Il rinnovo del contratto del pubblico impiego per il triennio 2016-2018 ha portato con sé l’introduzione del nuovo emolumento perequativo, previsto nelle retribuzioni per periodi di lavoro superiori a 15 giorni. È l’INPS a chiarire l’imponibilità dell’elemento perequativo a fini pensionistici attraverso il messaggio 3224 del 30 agosto 2018.
L’Istituto di previdenza spiega, infatti, come il nuovo emolumento sia effettivamente valutabile per identificare il trattamento di quiescenza ma non per valutare il trattamento di fine rapporto. Questa voce stipendiale riguarda il personale del comparto Funzioni Centrali, il settore Istruzione e Ricerca, le Funzioni Locali e la Sanità da marzo a dicembre 2018.
Secondo l’INPS l’elemento perequativo è imponibile ai fini pensionistici, tenendo conto che il reddito derivato dal lavoro dipendente comprende tutti gli emolumenti percepiti dal lavoratore relativamente alle prestazioni rese. L’emolumento deve quindi essere conteggiato per determinare l’imponibile della Gestione unitaria delle prestazioni creditizie e sociali e per l’Assicurazione sociale vita (gestione ex ENPDEP).
Un’eccezione riguarda, invece, il calcolo del TFR per dipendenti pubblici, effettuato prendendo in considerazione integralmente lo stipendio tabellare, l’indennità integrativa speciale, la retribuzione individuale di anzianità, la tredicesima e altre voci inserite dalla contrattazione collettiva.

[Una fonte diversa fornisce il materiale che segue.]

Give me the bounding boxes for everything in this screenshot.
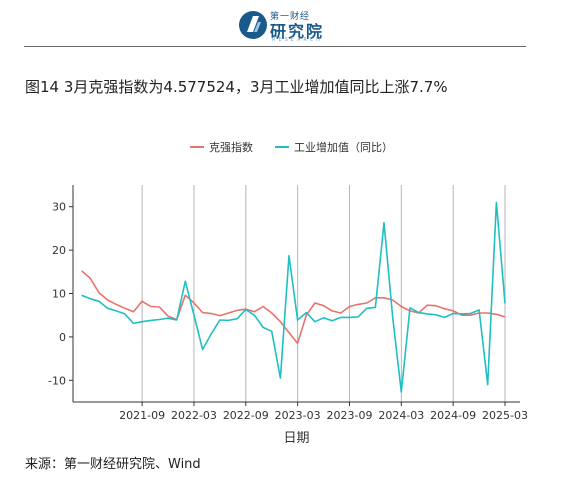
legend-label-2: 工业增加值（同比） <box>294 140 393 154</box>
x-axis-title: 日期 <box>283 431 309 446</box>
source-note: 来源：第一财经研究院、Wind <box>25 457 201 472</box>
x-tick-label-2024-09: 2024-09 <box>430 409 476 422</box>
logo-sub-text: RESEARCH <box>272 37 323 43</box>
legend-label-1: 克强指数 <box>209 140 253 154</box>
header-divider <box>24 46 526 47</box>
x-tick-label-2025-03: 2025-03 <box>482 409 528 422</box>
figure-title: 图14 3月克强指数为4.577524，3月工业增加值同比上涨7.7% <box>25 78 448 96</box>
y-tick-label-20: 20 <box>52 244 66 257</box>
x-tick-label-2022-03: 2022-03 <box>171 409 217 422</box>
y-tick-label-0: 0 <box>59 331 66 344</box>
x-tick-label-2024-03: 2024-03 <box>378 409 424 422</box>
series-line-1 <box>81 270 506 345</box>
x-tick-label-2023-09: 2023-09 <box>326 409 372 422</box>
x-tick-label-2022-09: 2022-09 <box>223 409 269 422</box>
y-tick-label--10: -10 <box>48 374 66 387</box>
y-tick-label-30: 30 <box>52 201 66 214</box>
research-institute-logo: 第一财经 研究院 RESEARCH <box>238 6 338 44</box>
y-tick-label-10: 10 <box>52 288 66 301</box>
logo-top-text: 第一财经 <box>270 12 311 22</box>
x-tick-label-2023-03: 2023-03 <box>275 409 321 422</box>
logo-emblem-icon <box>239 11 267 39</box>
logo-main-text: 研究院 <box>270 22 325 41</box>
series-line-2 <box>81 201 506 393</box>
x-tick-label-2021-09: 2021-09 <box>119 409 165 422</box>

Per quel che concerne i trattamenti di fine servizio, l’emolumento in questione non concorre alla determinazione della prestazione, né ai fini del TFS (Indennità di buonuscita e Indennità premio di servizio) né ai fini del TFR; pertanto, non rientra nella base imponibile contributiva del fondo ex ENPAS ed ex INADEL.